The important bit for me is this, as it cannot find its database for RabbitMQ, or the database is corrupt and not useable:
SolarWinds.Orion.ActiveDiagnostics.Common.ConfigHelper - File DatabaseConnectionDiagnosticSuiteConfig.xml for SolarWinds.Orion.ActiveDiagnostics.Engine.Suites.DatabaseConnection.DatabaseConnectionDiagnosticSuiteConfig config isn't found.
Delete the RabbitMQ service
First, we need to delete the RabbitMQ service with this command, which will need to be done from a evelated command prompt:
sc delete rabbitmq
You will then get a "Success" confirmation from this so you can move on.

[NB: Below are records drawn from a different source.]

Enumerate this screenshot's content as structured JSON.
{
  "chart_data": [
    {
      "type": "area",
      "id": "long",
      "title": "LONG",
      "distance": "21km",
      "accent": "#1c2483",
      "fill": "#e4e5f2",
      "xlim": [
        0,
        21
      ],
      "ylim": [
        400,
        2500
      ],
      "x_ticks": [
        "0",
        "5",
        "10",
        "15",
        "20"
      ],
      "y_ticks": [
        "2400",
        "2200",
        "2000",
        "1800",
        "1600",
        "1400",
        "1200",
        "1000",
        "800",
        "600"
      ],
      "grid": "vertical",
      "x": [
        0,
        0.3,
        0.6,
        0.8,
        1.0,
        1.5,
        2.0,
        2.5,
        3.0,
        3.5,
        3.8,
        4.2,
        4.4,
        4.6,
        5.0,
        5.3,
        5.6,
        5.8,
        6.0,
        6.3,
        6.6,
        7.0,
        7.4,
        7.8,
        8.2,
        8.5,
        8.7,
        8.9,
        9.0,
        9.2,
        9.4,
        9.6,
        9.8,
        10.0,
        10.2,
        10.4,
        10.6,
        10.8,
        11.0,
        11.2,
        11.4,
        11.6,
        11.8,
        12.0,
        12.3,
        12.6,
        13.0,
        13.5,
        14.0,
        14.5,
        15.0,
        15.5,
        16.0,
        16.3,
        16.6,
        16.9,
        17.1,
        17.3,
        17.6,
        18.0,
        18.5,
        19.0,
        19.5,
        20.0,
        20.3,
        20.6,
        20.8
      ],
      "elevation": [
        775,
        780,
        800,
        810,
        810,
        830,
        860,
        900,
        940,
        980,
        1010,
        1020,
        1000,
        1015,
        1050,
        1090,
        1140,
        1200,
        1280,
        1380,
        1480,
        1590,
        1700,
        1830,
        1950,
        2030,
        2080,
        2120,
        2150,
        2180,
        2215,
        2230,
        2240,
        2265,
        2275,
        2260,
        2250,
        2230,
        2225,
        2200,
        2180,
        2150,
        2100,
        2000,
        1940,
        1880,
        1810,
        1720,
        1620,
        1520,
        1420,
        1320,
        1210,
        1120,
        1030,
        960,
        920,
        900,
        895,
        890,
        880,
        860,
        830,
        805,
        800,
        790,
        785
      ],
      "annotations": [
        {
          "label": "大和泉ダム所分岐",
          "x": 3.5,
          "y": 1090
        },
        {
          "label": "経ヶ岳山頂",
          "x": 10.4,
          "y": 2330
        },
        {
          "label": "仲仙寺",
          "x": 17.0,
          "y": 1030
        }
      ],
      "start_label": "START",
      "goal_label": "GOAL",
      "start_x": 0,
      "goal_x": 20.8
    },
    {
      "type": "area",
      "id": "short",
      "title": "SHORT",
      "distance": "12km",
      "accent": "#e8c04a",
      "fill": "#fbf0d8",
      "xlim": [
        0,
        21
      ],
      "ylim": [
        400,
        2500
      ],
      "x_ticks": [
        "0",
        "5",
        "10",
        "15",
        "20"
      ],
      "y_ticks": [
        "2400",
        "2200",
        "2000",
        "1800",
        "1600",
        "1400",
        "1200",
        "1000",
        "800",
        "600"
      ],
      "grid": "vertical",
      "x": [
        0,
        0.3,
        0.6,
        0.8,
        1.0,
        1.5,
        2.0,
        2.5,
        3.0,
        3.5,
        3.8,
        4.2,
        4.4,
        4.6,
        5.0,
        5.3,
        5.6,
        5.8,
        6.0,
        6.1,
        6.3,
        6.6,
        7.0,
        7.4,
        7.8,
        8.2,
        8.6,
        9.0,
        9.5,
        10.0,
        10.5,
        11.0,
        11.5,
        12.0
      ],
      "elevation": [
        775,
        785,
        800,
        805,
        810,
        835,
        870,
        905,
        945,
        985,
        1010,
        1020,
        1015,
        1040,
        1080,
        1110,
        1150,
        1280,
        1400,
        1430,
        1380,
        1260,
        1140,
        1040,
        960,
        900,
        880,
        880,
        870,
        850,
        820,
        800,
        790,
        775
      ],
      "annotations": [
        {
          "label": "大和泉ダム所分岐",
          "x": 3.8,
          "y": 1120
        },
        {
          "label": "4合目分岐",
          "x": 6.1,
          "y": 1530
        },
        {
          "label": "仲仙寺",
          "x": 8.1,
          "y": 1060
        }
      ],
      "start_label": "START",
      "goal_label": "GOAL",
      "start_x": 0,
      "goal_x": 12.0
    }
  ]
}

Delete the DB folder on for RabbitMQ
Now you need to delete the folder or copy if you like, but it is corrupt, the location is this:
C:\ProgramData\SolarWinds\Orion\RabbitMQ
You need to delete the "db" folder as shown below:
That will look like this
Run Solarwinds Configuration WizardNow you need to run the Solarwinds configuration wizard, use all the defaults from the previous install as you are not changing anything:
This will then rebuild the RabbitMQ service and the database and then Solarwinds will be back online.